The study has several notable strengths. While previous studies have been limited by small numbers of cancer cases, the sample size of this study, with more than 400,000 participants, entails the largest investigation of the association between air pollution and cancer to date. Second, research on the carcinogenicity of air pollution has long focused nearly exclusively on lung cancer, however outdoor air pollution might cause cancer at sites other than the lung through absorption, metabolism, and distribution of inhaled carcinogens.
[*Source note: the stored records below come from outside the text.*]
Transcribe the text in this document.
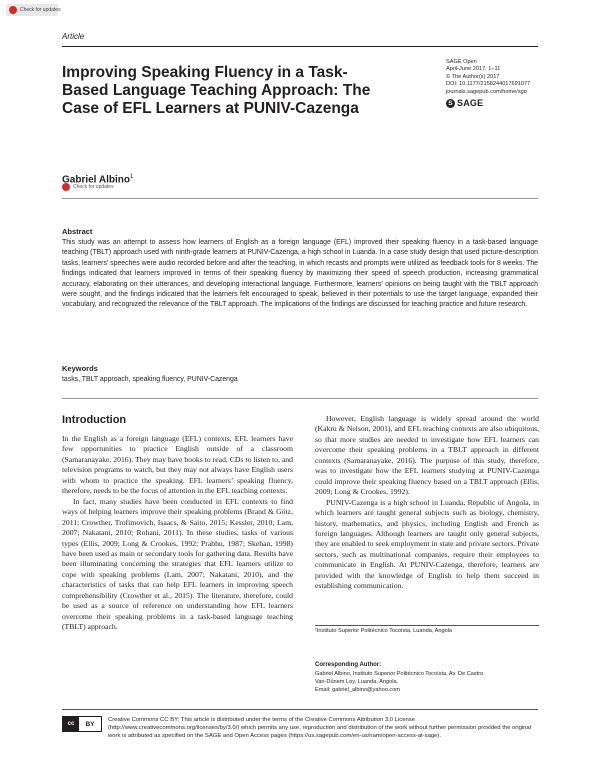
Check for updates
Article
Improving Speaking Fluency in a Task-Based Language Teaching Approach: The Case of EFL Learners at PUNIV-Cazenga
SAGE Open
April-June 2017: 1–11
© The Author(s) 2017
DOI: 10.1177/2158244017691077
journals.sagepub.com/home/sgo
S SAGE
Check for updates
Gabriel Albino$^1$
Abstract
This study was an attempt to assess how learners of English as a foreign language (EFL) improved their speaking fluency in a task-based language teaching (TBLT) approach used with ninth-grade learners at PUNIV-Cazenga, a high school in Luanda. In a case study design that used picture-description tasks, learners’ speeches were audio recorded before and after the teaching, in which recasts and prompts were utilized as feedback tools for 8 weeks. The findings indicated that learners improved in terms of their speaking fluency by maximizing their speed of speech production, increasing grammatical accuracy, elaborating on their utterances, and developing interactional language. Furthermore, learners’ opinions on being taught with the TBLT approach were sought, and the findings indicated that the learners felt encouraged to speak, believed in their potentials to use the target language, expanded their vocabulary, and recognized the relevance of the TBLT approach. The implications of the findings are discussed for teaching practice and future research.
Keywords
tasks, TBLT approach, speaking fluency, PUNIV-Cazenga
Introduction

In the English as a foreign language (EFL) contexts, EFL learners have few opportunities to practice English outside of a classroom (Samaranayake, 2016). They may have books to read, CDs to listen to, and television programs to watch, but they may not always have English users with whom to practice the speaking. EFL learners’ speaking fluency, therefore, needs to be the focus of attention in the EFL teaching contexts.

In fact, many studies have been conducted in EFL contexts to find ways of helping learners improve their speaking problems (Brand & Götz, 2011; Crowther, Trofimovich, Isaacs, & Saito, 2015; Kessler, 2010; Lam, 2007; Nakatani, 2010; Rohani, 2011). In these studies, tasks of various types (Ellis, 2009; Long & Crookes, 1992; Prabhu, 1987; Skehan, 1998) have been used as main or secondary tools for gathering data. Results have been illuminating concerning the strategies that EFL learners utilize to cope with speaking problems (Lam, 2007; Nakatani, 2010), and the characteristics of tasks that can help EFL learners in improving speech comprehensibility (Crowther et al., 2015). The literature, therefore, could be used as a source of reference on understanding how EFL learners overcome their speaking problems in a task-based language teaching (TBLT) approach.

However, English language is widely spread around the world (Kakru & Nelson, 2001), and EFL teaching contexts are also ubiquitous, so that more studies are needed to investigate how EFL learners can overcome their speaking problems in a TBLT approach in different contexts (Samaranayake, 2016). The purpose of this study, therefore, was to investigate how the EFL learners studying at PUNIV-Cazenga could improve their speaking fluency based on a TBLT approach (Ellis, 2009; Long & Crookes, 1992).

PUNIV-Cazenga is a high school in Luanda, Republic of Angola, in which learners are taught general subjects such as biology, chemistry, history, mathematics, and physics, including English and French as foreign languages. Although learners are taught only general subjects, they are enabled to seek employment in state and private sectors. Private sectors, such as multinational companies, require their employees to communicate in English. At PUNIV-Cazenga, therefore, learners are provided with the knowledge of English to help them succeed in establishing communication.

¹Instituto Superior Politécnico Tocoísta, Luanda, Angola
Corresponding Author:
Gabriel Albino, Instituto Superior Politécnico Tocoísta, Av. De Castro
Van-Dúnem Loy, Luanda, Angola.
Email: gabriel_albino@yahoo.com
cc	BY
Creative Commons CC BY: This article is distributed under the terms of the Creative Commons Attribution 3.0 License (http://www.creativecommons.org/licenses/by/3.0/) which permits any use, reproduction and distribution of the work without further permission provided the original work is attributed as specified on the SAGE and Open Access pages (https://us.sagepub.com/en-us/nam/open-access-at-sage).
Other cancer types, including leukemia and breast cancer, have been also investigated in relation to air pollution. However, to our knowledge no study has simultaneously investigated as many cancer types as in this one. Third, the study design of All of Us will eventually enable researchers to analyze cancer risk longitudinally (although in this early analysis we are restricted to essentially cross-sectional data), thus providing additional opportunities to consider the role of air pollution in cancer occurrence and development. Many prior studies have only been able to use cancer mortality as the outcome, thus may underestimate the true odds for some cancers.

In summary, the All of Us Research Program presents significant opportunities to further evaluate the role of the environment and air pollution in cancer odds and outcomes. We have observed associations of PM2.5 exposure with several types of cancer and risks differing by race/ethnicity. This preliminary investigation suggests that some previous findings on cancer and PM2.5 are also observed in All of Us; for instance, our breast cancer results. Given the large and diverse All of Us study population, it may be possible to further consider the role of the environment on cancer disparities in addition to cancer risk in general. In the coming years, All of Us may confer sufficient study power to research the role of the environment in cancers that have historically been infeasible to investigate due to small sample size. This project should provide some preliminary insight and direction for future investigation.